Rio Tinto’s shares jumped over 5% in London and New York on the news, reported by Bloomberg, boosting the stocks of its partner in the project, operator Turquoise Hill Resources Ltd. (TSX, NYSE: TRQ) as well.
Mongolia owns 34% of Oyu Tolgoi located in the South Gobi desert and the government of the Asian nation has been at loggerheads with Turquoise Hill, which owns the remainder of the mine, for months.
According to the sources quoted by Bloomberg, the government’s move to give Mongolians shares in the massive mine cold make the negotiations with Rio Tinto easier, as citizens have complained the project only benefits foreign investors.

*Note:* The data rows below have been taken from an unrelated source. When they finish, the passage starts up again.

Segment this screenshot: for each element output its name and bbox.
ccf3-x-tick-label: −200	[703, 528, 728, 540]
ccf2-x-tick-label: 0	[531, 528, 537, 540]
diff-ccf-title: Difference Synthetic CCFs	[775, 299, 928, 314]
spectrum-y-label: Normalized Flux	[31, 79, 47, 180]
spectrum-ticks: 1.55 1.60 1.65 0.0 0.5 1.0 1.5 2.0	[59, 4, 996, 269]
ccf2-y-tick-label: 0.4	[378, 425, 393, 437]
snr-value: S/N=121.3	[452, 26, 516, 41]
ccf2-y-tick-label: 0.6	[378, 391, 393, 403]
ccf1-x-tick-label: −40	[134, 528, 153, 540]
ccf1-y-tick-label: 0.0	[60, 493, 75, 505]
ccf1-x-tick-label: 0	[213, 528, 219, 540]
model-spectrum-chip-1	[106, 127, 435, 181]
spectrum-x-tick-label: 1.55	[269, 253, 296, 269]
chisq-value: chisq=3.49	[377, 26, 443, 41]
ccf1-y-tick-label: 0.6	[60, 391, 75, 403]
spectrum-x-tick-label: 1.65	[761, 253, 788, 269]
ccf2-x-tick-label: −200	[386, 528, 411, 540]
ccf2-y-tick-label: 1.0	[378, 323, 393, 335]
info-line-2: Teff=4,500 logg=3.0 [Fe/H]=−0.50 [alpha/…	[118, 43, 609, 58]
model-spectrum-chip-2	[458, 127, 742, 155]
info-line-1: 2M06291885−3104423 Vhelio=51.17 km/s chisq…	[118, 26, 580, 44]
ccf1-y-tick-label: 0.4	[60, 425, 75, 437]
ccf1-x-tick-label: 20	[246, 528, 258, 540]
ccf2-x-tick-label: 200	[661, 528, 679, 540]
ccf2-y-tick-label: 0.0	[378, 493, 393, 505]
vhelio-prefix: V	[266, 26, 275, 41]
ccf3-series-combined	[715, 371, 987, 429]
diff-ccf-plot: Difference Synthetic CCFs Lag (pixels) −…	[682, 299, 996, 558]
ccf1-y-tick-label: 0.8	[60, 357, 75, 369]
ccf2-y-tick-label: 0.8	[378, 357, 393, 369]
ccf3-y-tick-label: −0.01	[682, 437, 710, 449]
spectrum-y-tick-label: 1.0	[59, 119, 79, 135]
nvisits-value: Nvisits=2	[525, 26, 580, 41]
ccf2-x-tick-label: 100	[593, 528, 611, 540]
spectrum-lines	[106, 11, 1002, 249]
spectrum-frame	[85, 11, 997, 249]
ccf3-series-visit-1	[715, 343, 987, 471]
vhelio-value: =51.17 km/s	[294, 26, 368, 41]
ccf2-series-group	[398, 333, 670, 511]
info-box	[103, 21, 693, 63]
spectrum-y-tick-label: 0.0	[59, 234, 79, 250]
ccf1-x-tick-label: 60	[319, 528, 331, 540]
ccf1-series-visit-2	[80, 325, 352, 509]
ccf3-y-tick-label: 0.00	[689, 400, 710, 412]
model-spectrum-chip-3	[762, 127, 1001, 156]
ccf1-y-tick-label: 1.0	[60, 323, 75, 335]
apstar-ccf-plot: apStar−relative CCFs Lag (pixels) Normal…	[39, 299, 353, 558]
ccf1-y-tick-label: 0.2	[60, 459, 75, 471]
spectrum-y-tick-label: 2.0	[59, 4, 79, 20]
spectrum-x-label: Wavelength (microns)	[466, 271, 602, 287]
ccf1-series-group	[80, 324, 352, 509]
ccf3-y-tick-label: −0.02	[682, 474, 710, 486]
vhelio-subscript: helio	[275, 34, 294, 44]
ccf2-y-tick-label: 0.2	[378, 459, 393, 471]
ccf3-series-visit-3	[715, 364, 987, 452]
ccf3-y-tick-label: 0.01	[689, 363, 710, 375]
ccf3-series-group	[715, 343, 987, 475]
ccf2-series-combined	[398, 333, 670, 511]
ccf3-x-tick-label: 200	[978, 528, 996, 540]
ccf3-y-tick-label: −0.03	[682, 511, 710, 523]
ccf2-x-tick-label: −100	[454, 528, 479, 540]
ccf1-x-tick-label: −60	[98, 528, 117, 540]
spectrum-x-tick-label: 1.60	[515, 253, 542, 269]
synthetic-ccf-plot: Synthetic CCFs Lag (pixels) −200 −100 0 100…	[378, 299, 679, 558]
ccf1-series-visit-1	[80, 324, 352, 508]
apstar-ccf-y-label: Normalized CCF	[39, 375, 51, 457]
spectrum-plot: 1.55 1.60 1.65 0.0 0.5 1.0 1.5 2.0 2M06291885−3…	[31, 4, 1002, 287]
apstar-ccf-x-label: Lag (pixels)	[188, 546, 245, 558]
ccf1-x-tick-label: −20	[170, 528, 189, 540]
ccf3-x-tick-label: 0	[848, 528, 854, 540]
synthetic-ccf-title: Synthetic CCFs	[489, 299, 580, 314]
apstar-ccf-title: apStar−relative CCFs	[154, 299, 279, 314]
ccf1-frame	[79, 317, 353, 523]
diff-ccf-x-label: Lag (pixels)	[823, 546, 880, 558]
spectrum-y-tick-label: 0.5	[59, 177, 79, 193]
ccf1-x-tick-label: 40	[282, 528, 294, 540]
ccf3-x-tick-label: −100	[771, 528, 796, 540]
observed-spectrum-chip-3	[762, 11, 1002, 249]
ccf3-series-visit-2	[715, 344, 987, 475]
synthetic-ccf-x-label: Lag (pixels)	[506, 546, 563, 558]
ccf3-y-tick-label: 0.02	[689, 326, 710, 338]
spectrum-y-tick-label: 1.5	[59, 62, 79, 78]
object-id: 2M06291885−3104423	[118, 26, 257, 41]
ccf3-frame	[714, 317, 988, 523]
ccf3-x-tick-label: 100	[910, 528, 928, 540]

Once Oyu Tolgoi goes into full operation, is set to increase the country’s GDP by at least a third, bringing prosperity to a nation where many people still live in simple yurts and huts.
But in practice, writes German weekly Der Spiegel‘s columnist Bernhard Zand, the deal looks quite different:
Here we have a weak country that needs the help of a business that is economically far more advanced to tap its own natural resources. One side has raw materials everyone wants; the other has the necessary technical expertise, as well as a great deal of money and smart lawyers. How can the inexperienced country benefit from this relationship without being taken advantage of? And how can the government of this frail democracy explain to its people that in the coming boom years, a few people will get rich very quickly, while most stay poor?
The Asian nation has twice held up shipments from the mine, due to disagreements over Oyu Tolgoi’s expansion, which Turquoise Hill (then Ivanhoe Mines) has been advancing for more than a decade.
Those differences, together with cost overruns, employment and pay of Mongolian workers, contractors and corporate governance, taxation and the repatriation of earnings, remain sticking points.
At full tilt, Oyu Tolgoi is set to produce more than 1.2 billion pounds of copper worth over $4 billion at today’s prices, 650,000 ounces of gold ($800 million) and 3 million ounces of silver (under $100 million) each year.